Starwood's Puri talks about even arranging dinners at local homes of celebrities - say a Bollywood star in Mumbai or a socialite. "Eat at a local's house" is a big trend to hook travellers. *Ratti Dhodapkar, Abercrombie and Kent's MD for India, also says that when they arrange bookings for foreign travellers to the country, requests often pour in to arrange a dinner at home with a local celebrity.
Riding on Well-beingMost luxury properties are changing their positioning to capture the market for well-being - which is one of the fastest growing drivers in travel. Says Tramboo: "People are now travelling around the world to pursue activities that enhance their overall well-being, thus seeking authentic experiences like spa, wellness treatment or rejuvenation."
This is why Khyber has invested in a gigantic spa wing and tied up with global brand L'Occitane. With three single treatment rooms and two couple suites, each with its own private steam chamber, the spa aims to bring to life the invigorating climate of Gulmarg. But in terms of size, it can't match the sprawling Kaya Kalp spa at the ITC Grand Bharat where an entire floor of the main building, spread over 32,000 sq. ft. is given to well-being. At the ITC Grand Chola it is spread over 22,000 sq. ft.
Interestingly, it's not a uniform experience at all the ITC hotels. The effort is to introduce indigenous therapies for indigenous regions. So at the Chola the treatment will be more from the southern traditions, while at the Maratha it draws on local treatments. And significantly, ITC, has a Swasthya (healthy) menu for guests who book their wellness packages.Chains are getting really innovative when it comes to well-being. Starwood's Westin chain for instance is experimenting with a running concierge to accompany guests who like to go jogging.
Almost every hotel chain has woken up to the power of digital, especially social media. So blogger outreach, pictures on Instagram, contests on Twitter are all becoming ways of engaging travellers.
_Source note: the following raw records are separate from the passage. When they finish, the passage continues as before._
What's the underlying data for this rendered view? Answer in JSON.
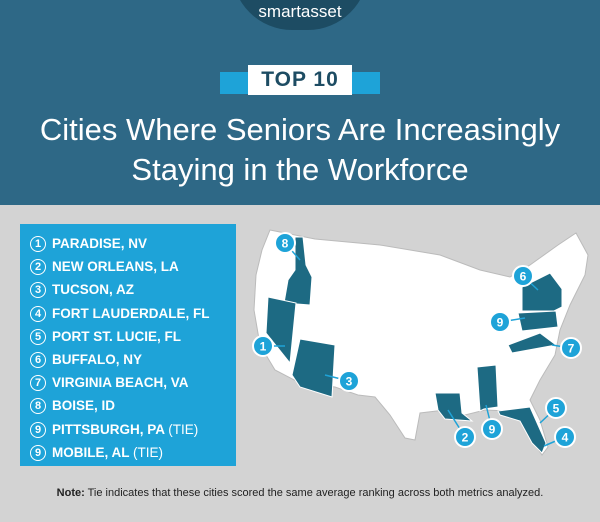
{
  "header": {
    "logo": "smartasset",
    "badge": "TOP 10",
    "title": [
      "Cities Where Seniors Are Increasingly",
      "Staying in the Workforce"
    ]
  },
  "list": [
    {
      "rank": "1",
      "city": "PARADISE, NV"
    },
    {
      "rank": "2",
      "city": "NEW ORLEANS, LA"
    },
    {
      "rank": "3",
      "city": "TUCSON, AZ"
    },
    {
      "rank": "4",
      "city": "FORT LAUDERDALE, FL"
    },
    {
      "rank": "5",
      "city": "PORT ST. LUCIE, FL"
    },
    {
      "rank": "6",
      "city": "BUFFALO, NY"
    },
    {
      "rank": "7",
      "city": "VIRGINIA BEACH, VA"
    },
    {
      "rank": "8",
      "city": "BOISE, ID"
    },
    {
      "rank": "9",
      "city": "PITTSBURGH, PA",
      "tag": "(TIE)"
    },
    {
      "rank": "9",
      "city": "MOBILE, AL",
      "tag": "(TIE)"
    }
  ],
  "map": {
    "markers": [
      "8",
      "1",
      "3",
      "2",
      "9",
      "5",
      "4",
      "6",
      "9",
      "7"
    ]
  },
  "note": {
    "label": "Note:",
    "text": "Tie indicates that these cities scored the same average ranking across both metrics analyzed."
  }
}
Ankur Bhatia, Executive Director, Bird Group, and the man behind the luxurious urban resort Dusit Devarana, describes how a picture of a sculpture at the property posted by a guest on Instagram got someone in New York interested in the property. Puri describes how Le Meridien is using the social network actively. "We send a photographer to an exotic location and build up the destination through Instagram," he says.
The hotel chains are undeniably thinking out of the box today - the only question is will they be able to keep pace with the consumer?
*An earlier version of this story carried the spelling of Ratti Dhodapkar incorrectly.